I just chuckled at that and rolled my eyes in the dark.

But the experience brought back memories of Action News!

Sin City

A reader writes:

Dear Jimmy,

This has been a rough day in a rough week and the news from the Vatican has me totally bummed out. What to do? I had a spare moment and thought that a little distraction would help. I like Bruce Willis. I like Tarantino. I decided to see Sin City.

This movie is one of the worst things to see with the eyes. It is very anti-establishment and has some real over-the-top anti-Catholic moments in it as well. It sickens me that in this time of crisis, I cannot go to a simple movie without being blasted by the hatred of some adolescent mind.

Anywho, my advice: do not see this fifty-pound monkey that sits on your head relentlessly banging it … I mean, movie.

Sin Cerely,
Namewithheld

A thought: I don’t know what movies are playing right now, but one can still see movies that aren’t Evil. May I suggest The Incredibles (just out on DVD)?

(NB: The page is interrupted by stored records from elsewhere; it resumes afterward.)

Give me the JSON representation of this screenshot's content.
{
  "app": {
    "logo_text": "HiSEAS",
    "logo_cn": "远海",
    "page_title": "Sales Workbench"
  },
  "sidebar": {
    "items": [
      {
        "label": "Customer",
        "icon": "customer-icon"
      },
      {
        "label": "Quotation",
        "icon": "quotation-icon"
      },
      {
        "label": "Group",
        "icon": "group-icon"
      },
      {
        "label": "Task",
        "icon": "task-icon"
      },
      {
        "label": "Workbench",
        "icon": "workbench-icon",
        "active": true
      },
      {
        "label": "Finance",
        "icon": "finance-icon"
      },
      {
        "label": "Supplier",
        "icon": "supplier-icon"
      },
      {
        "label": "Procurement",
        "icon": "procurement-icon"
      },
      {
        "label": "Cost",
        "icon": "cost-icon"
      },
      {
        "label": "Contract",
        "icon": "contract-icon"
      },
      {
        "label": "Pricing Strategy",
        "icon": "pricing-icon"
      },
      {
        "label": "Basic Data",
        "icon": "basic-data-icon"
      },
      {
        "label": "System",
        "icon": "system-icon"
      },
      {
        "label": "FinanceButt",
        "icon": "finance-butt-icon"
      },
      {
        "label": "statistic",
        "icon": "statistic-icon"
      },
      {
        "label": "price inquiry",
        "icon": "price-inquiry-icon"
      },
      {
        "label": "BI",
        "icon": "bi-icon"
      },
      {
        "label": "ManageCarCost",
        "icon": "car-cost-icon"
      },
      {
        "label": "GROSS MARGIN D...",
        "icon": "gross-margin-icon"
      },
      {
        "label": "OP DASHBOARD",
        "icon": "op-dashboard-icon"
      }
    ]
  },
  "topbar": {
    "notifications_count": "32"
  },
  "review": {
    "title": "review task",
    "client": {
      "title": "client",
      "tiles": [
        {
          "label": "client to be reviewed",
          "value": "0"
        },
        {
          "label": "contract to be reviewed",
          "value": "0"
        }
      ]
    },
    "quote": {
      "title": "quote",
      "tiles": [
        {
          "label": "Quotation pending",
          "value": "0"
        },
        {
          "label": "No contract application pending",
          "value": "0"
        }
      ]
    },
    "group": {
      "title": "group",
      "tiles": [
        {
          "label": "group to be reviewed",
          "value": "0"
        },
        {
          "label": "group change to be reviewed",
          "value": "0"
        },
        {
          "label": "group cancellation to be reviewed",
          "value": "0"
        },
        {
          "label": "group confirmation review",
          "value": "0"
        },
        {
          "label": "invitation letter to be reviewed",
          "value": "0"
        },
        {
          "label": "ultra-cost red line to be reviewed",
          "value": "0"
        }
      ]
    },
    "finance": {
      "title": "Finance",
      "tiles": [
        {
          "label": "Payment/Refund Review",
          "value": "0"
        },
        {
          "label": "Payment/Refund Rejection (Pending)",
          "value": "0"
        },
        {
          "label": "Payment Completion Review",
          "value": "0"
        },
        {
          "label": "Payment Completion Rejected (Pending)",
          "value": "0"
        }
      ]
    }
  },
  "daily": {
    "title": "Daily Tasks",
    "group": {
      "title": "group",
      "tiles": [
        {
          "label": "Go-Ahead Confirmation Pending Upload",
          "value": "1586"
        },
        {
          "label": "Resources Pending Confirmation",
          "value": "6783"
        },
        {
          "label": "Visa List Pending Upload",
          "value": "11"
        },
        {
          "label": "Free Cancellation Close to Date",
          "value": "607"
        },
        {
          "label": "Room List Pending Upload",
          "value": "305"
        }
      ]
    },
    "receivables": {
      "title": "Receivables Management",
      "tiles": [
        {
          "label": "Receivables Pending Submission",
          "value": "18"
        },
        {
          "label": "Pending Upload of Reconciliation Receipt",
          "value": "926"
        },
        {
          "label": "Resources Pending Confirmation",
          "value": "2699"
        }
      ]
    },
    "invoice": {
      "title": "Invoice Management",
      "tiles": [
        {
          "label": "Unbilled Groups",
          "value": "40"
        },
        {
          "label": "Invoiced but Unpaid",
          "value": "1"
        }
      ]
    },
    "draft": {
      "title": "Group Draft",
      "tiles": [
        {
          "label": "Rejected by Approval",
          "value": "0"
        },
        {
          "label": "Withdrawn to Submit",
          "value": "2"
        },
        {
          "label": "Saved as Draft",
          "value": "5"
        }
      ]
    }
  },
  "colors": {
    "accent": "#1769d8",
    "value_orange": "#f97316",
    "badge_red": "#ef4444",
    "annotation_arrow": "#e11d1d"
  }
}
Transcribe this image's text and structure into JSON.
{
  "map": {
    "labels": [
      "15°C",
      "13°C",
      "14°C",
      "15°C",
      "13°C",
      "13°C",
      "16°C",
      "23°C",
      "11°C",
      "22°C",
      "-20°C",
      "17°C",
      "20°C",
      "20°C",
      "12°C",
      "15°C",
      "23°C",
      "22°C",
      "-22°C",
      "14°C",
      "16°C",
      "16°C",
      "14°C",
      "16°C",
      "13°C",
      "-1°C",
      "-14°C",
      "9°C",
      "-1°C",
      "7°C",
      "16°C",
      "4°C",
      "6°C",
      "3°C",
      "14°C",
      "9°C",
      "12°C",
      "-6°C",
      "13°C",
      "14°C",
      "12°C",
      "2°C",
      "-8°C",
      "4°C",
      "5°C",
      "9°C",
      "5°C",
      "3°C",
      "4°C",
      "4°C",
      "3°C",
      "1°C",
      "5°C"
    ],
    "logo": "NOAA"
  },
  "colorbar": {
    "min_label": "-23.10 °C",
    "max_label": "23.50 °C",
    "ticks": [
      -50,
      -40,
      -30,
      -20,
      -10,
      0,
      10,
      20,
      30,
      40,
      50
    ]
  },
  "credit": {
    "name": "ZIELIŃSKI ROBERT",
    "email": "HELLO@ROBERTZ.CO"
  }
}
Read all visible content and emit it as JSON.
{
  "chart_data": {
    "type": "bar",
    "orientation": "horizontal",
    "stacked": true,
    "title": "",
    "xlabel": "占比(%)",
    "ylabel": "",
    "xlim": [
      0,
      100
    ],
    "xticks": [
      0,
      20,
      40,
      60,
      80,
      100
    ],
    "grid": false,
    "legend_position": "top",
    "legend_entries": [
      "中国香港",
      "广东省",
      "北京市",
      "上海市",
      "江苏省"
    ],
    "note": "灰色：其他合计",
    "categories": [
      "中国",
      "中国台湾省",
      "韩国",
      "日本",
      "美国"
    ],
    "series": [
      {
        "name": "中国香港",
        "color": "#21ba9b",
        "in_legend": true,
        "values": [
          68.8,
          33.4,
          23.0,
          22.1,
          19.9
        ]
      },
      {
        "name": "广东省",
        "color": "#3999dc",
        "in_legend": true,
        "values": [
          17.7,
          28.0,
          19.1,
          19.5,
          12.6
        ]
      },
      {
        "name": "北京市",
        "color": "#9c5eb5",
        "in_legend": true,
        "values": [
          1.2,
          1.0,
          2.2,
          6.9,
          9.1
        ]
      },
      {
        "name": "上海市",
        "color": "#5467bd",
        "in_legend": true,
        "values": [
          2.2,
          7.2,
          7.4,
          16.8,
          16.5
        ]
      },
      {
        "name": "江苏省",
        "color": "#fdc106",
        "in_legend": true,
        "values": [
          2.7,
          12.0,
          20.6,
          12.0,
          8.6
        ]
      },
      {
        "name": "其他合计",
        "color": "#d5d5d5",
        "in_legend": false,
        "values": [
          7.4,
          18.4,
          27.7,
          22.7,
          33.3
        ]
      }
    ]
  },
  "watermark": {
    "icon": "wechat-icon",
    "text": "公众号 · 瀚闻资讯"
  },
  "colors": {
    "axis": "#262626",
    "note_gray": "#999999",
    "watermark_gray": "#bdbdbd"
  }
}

It’s InconceivableIncredible!

Thanks for the warning about fifty-pound monkeysmovies!

Papal Update Links

A reader writes:

Would you please advise us to any reputable links to keep us updated on the Pope’s condition?

I’m afraid that I don’t know of anything that will give up-to-the-moment updates from a reliable Catholic perspective, so let me make several recommendations that may serve together:

CATHOLIC WORLD NEWS

A GOOGLE NEWS SEARCH CONFIGURED FOR THE MOST RECENT STORIES FEATURING THE WORDS "POPE" AND "DIED."

And your humble blog.

Incidentally, here’s TODAY’S SHOW ON CATHOLIC ANSWERS LIVE, which was devoted to the topic (LISTENDOWNLOAD).

Also, it looks as if I may be appearing on Fox News between 4:30 and 5:30 5-6 a.m. Eastern for the few who might be up then or want to tape it.

Likely the first of a number of media appearances for Catholic Answers folks in coming days, though we’ll have to see.